I've found a weird edge case (?) in implementing traits for functions (that is fn, function pointers). I've created a minimal example here: Rust Playground. The following code doesn't compile:
pub trait MyTrait {
type Argument;
type Result;
fn call(&mut self, arg: Self::Argument) -> Self::Result;
}
impl<Arg, R> MyTrait for fn(Arg) -> R {
type Argument = Arg;
type Result = R;
fn call(&mut self, arg: Self::Argument) -> Self::Result {
(self)(arg)
}
}
fn main() {
direct(convert(fn1));
// This won't compile?
// However the "convert" function just returns its argument.
direct(fn1);
println!("Ok");
}
fn fn1(_: ()) -> usize { 1 }
fn convert<Arg, R>(f: fn(Arg) -> R) -> impl MyTrait<Argument = Arg, Result = R> {
f
}
fn direct<T: MyTrait>(_f: T) { }
Am I missing something or is this a bug? Any help would be appreciated, thank you.

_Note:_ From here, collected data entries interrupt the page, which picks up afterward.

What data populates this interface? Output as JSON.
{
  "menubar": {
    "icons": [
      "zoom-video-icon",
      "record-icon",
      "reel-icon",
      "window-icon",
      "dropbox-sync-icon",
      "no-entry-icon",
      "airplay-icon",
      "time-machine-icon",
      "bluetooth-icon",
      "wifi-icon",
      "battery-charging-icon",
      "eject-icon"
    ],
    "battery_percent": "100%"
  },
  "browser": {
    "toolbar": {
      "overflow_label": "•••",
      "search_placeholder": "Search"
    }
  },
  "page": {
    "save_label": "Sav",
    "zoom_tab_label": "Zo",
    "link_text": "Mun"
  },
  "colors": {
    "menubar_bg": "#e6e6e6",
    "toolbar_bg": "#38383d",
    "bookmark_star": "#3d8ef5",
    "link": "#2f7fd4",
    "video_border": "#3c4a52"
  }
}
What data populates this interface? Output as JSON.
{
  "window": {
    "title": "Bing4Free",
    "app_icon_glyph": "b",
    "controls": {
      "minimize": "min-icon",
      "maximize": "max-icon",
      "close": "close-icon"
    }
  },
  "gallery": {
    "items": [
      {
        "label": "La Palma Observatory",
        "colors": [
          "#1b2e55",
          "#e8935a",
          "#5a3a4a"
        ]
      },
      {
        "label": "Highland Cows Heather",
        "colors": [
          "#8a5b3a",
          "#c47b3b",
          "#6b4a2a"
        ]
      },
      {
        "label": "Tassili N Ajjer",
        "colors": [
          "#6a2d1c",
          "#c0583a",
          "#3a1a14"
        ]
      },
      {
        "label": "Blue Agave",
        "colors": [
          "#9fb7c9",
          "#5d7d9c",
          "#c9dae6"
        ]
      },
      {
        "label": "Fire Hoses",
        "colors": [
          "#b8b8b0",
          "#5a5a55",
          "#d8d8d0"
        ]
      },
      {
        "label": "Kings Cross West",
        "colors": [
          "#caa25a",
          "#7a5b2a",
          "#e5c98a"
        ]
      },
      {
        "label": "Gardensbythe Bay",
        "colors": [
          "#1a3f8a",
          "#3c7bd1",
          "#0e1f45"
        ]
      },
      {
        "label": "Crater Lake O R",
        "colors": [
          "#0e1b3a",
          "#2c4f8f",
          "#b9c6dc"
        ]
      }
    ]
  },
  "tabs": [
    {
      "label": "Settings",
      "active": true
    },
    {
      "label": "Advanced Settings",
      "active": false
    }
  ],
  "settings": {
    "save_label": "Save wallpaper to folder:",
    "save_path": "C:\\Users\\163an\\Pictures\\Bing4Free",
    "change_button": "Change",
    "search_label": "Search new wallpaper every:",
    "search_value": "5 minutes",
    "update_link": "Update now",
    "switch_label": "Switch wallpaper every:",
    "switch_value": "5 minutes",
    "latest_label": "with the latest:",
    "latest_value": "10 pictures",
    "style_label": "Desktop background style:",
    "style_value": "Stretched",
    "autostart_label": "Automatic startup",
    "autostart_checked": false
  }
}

fn1, as written, isn't an fn pointer, it's an "fn item" - that is, it's a reference to that specific function. You need to cast it to be an fn pointer, e.g.:
Or can I change the impl MyTrait for fn(Arg) -> R to work with fn1 directly? I know of the Fn and related trait, but those won't work in the actual code I'm working with.
Perhaps you can just impl MyTrait for a closure, i.e.:
impl<F, R> MyTrait for F where F: FnMut(()) -> R {
type Argument = ();
type Result = R;
fn call(&mut self, _: Self::Argument) -> Self::Result {
(self)(())
}
}
I want to thank everybody one last time for all the replies. I decided to go with letting the users convert the function items into pointer (i.e. `my_fn as fn(_) -> _) themselves as @vitalyd suggested.
I do think it's to bad that Into doesn't include this coercion because that would fix all my problems by changing the generic bound to T: Into<MyTrait>.